The Fabelmans, qui sort en Belgique le 22 février, vaut à Spielberg sa neuvième nomination à l’oscar du meilleur réalisateur. La première remonte à 1978 avec Rencontre du troisième type. Il obtenu son premier trophée à 1993 pour La Liste de Schindler, puis pour Il faut sauver le soldat Ryan (1998). S’il remporte le 12 mars son troisième oscar de la meilleure réalisation, The Fabelmans bouclerait alors, en beauté, le récit intime qui traverse tous ses films : l’histoire de sa famille.
Il était une fois, donc, Sammy, seul fils et aîné de quatre enfants de Mitzi (Michelle Williams) et Burt (Paul Dano). A six ans, une séance de cinéma le traumatise. Sammy surmonte sa peur en reproduisant une scène avec ses jouets devant la caméra de son père. Il a découvert sa vocation. Sammy Fabelman, vous l’aurez compris, c’est Steven Spielberg. “J’ai fait une thérapie à 40 millions de dollars…” a plaisanté Spielberg, en référence au budget de The Fabelmans. Il était une fois, donc, Steven Spielberg…
Avertissement : The Fabelmans est inspiré de la jeunesse de Spielberg. Cet article contient donc des spoilers.
Un père ingénieur et vétéran
Steven Allan Spielberg est né le 18 décembre 1946, à la fin de la première année du Baby-Boom. Son père Arnold Spielberg (1917-2020) est un vétéran de la Seconde Guerre mondiale. “Mon père faisait partie de la “Grande génération” (celle qui a combattu durant la Seconde Guerre mondiale, NdlR) rapporte Steven Spielberg. Il est radio dans une escadrille de B-25, stationnée en Birmanie. “Mais il était si doué en électronique qu’ils l’ont cloué au sol et l’ont chargé d’une sorte de communication sol-air.”

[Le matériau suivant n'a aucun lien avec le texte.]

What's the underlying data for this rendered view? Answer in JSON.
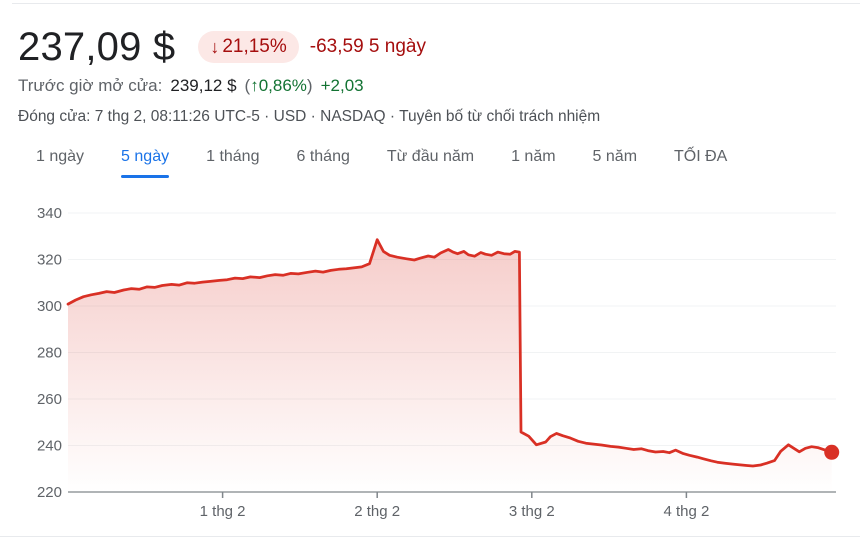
{
  "header": {
    "price": "237,09 $",
    "change_pill": {
      "arrow": "↓",
      "percent": "21,15%"
    },
    "change_text": "-63,59 5 ngày",
    "premarket": {
      "label": "Trước giờ mở cửa:",
      "price": "239,12 $",
      "paren_open": "(",
      "arrow": "↑",
      "percent": "0,86%",
      "paren_close": ")",
      "change": "+2,03"
    },
    "close_info": {
      "prefix": "Đóng cửa: 7 thg 2, 08:11:26 UTC-5 · USD · NASDAQ · ",
      "disclaimer": "Tuyên bố từ chối trách nhiệm"
    }
  },
  "tabs": [
    {
      "label": "1 ngày",
      "active": false
    },
    {
      "label": "5 ngày",
      "active": true
    },
    {
      "label": "1 tháng",
      "active": false
    },
    {
      "label": "6 tháng",
      "active": false
    },
    {
      "label": "Từ đầu năm",
      "active": false
    },
    {
      "label": "1 năm",
      "active": false
    },
    {
      "label": "5 năm",
      "active": false
    },
    {
      "label": "TỐI ĐA",
      "active": false
    }
  ],
  "colors": {
    "accent_blue": "#1a73e8",
    "negative_red": "#a50e0e",
    "pill_bg": "#fce8e6",
    "positive_green": "#137333",
    "line_red": "#d93025",
    "grid": "#f1f3f4",
    "axis": "#80868b",
    "tick_text": "#5f6368"
  },
  "chart_data": {
    "type": "area",
    "title": "5-day stock price",
    "xlabel": "",
    "ylabel": "",
    "ylim": [
      220,
      340
    ],
    "y_ticks": [
      340,
      320,
      300,
      280,
      260,
      240,
      220
    ],
    "x_ticks": [
      {
        "t": 1,
        "label": "1 thg 2"
      },
      {
        "t": 2,
        "label": "2 thg 2"
      },
      {
        "t": 3,
        "label": "3 thg 2"
      },
      {
        "t": 4,
        "label": "4 thg 2"
      }
    ],
    "grid": true,
    "legend": "none",
    "line_color": "#d93025",
    "fill_opacity_top": 0.27,
    "end_dot": {
      "t": 4.94,
      "price": 237.09
    },
    "points": [
      [
        0.0,
        300.8
      ],
      [
        0.05,
        302.6
      ],
      [
        0.1,
        304.0
      ],
      [
        0.15,
        304.8
      ],
      [
        0.2,
        305.4
      ],
      [
        0.25,
        306.2
      ],
      [
        0.3,
        305.8
      ],
      [
        0.36,
        306.9
      ],
      [
        0.41,
        307.5
      ],
      [
        0.46,
        307.2
      ],
      [
        0.51,
        308.2
      ],
      [
        0.56,
        308.0
      ],
      [
        0.61,
        308.8
      ],
      [
        0.67,
        309.3
      ],
      [
        0.72,
        309.0
      ],
      [
        0.77,
        310.0
      ],
      [
        0.82,
        309.8
      ],
      [
        0.87,
        310.3
      ],
      [
        0.92,
        310.6
      ],
      [
        0.98,
        311.0
      ],
      [
        1.03,
        311.3
      ],
      [
        1.08,
        312.0
      ],
      [
        1.13,
        311.8
      ],
      [
        1.18,
        312.5
      ],
      [
        1.24,
        312.2
      ],
      [
        1.29,
        313.0
      ],
      [
        1.34,
        313.5
      ],
      [
        1.39,
        313.2
      ],
      [
        1.44,
        314.0
      ],
      [
        1.49,
        313.8
      ],
      [
        1.55,
        314.5
      ],
      [
        1.6,
        315.0
      ],
      [
        1.65,
        314.6
      ],
      [
        1.7,
        315.3
      ],
      [
        1.75,
        315.8
      ],
      [
        1.8,
        316.0
      ],
      [
        1.86,
        316.5
      ],
      [
        1.9,
        316.8
      ],
      [
        1.95,
        318.2
      ],
      [
        2.0,
        328.5
      ],
      [
        2.04,
        323.5
      ],
      [
        2.08,
        321.8
      ],
      [
        2.13,
        321.0
      ],
      [
        2.19,
        320.3
      ],
      [
        2.24,
        319.8
      ],
      [
        2.28,
        320.6
      ],
      [
        2.33,
        321.5
      ],
      [
        2.37,
        321.0
      ],
      [
        2.41,
        322.8
      ],
      [
        2.46,
        324.3
      ],
      [
        2.49,
        323.2
      ],
      [
        2.52,
        322.5
      ],
      [
        2.56,
        323.5
      ],
      [
        2.59,
        322.0
      ],
      [
        2.63,
        321.4
      ],
      [
        2.67,
        323.0
      ],
      [
        2.7,
        322.3
      ],
      [
        2.74,
        321.8
      ],
      [
        2.78,
        323.2
      ],
      [
        2.82,
        322.5
      ],
      [
        2.86,
        322.3
      ],
      [
        2.89,
        323.5
      ],
      [
        2.92,
        323.2
      ],
      [
        2.93,
        245.8
      ],
      [
        2.98,
        244.0
      ],
      [
        3.03,
        240.3
      ],
      [
        3.09,
        241.5
      ],
      [
        3.12,
        243.8
      ],
      [
        3.16,
        245.2
      ],
      [
        3.2,
        244.2
      ],
      [
        3.25,
        243.2
      ],
      [
        3.3,
        241.8
      ],
      [
        3.35,
        241.0
      ],
      [
        3.4,
        240.6
      ],
      [
        3.45,
        240.2
      ],
      [
        3.51,
        239.6
      ],
      [
        3.56,
        239.3
      ],
      [
        3.61,
        238.8
      ],
      [
        3.66,
        238.3
      ],
      [
        3.71,
        238.6
      ],
      [
        3.75,
        237.8
      ],
      [
        3.8,
        237.2
      ],
      [
        3.85,
        237.4
      ],
      [
        3.89,
        236.9
      ],
      [
        3.93,
        238.0
      ],
      [
        3.98,
        236.5
      ],
      [
        4.02,
        235.8
      ],
      [
        4.07,
        235.0
      ],
      [
        4.11,
        234.3
      ],
      [
        4.16,
        233.4
      ],
      [
        4.2,
        232.8
      ],
      [
        4.25,
        232.4
      ],
      [
        4.3,
        232.0
      ],
      [
        4.34,
        231.7
      ],
      [
        4.39,
        231.4
      ],
      [
        4.43,
        231.2
      ],
      [
        4.48,
        231.6
      ],
      [
        4.52,
        232.4
      ],
      [
        4.57,
        233.5
      ],
      [
        4.61,
        237.5
      ],
      [
        4.66,
        240.3
      ],
      [
        4.7,
        238.6
      ],
      [
        4.73,
        237.3
      ],
      [
        4.77,
        238.8
      ],
      [
        4.81,
        239.5
      ],
      [
        4.85,
        239.1
      ],
      [
        4.89,
        238.2
      ],
      [
        4.94,
        237.09
      ]
    ]
  }
}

Démobilisé, Arnold épouse Leah Posner. Il décroche une licence d’ingénieur en électronique. Il gravit les échelons de ce qui va devenir l’informatique. Il est reconnu comme un des pionniers de la micro-informatique dans les années 1960. Sa famille a été ballottée au gré de son ascension professionnelle, de Cincinatti, où Steven est né, au New Jersey, puis en Arizona et, enfin, en Californie.

Une mère artiste et fantaisiste
Leah Posner (1920 – 2017) a appris le piano dès l’âge de cinq ans. Concertiste réputée à Cincinnati, elle a renoncé à sa carrière pour devenir mère de famille. Bien que fille de Juifs orthodoxes, Leah est une Américaine moderne. Dans les années cinquante, elle arbore une coupe à la garçonne, porte des pantalons… “Elle était une artiste de la scène, mais elle était aussi, en tant que mère, l’incarnation artistique d’une mère” confiait récemment Steven Spielberg dans un entretien.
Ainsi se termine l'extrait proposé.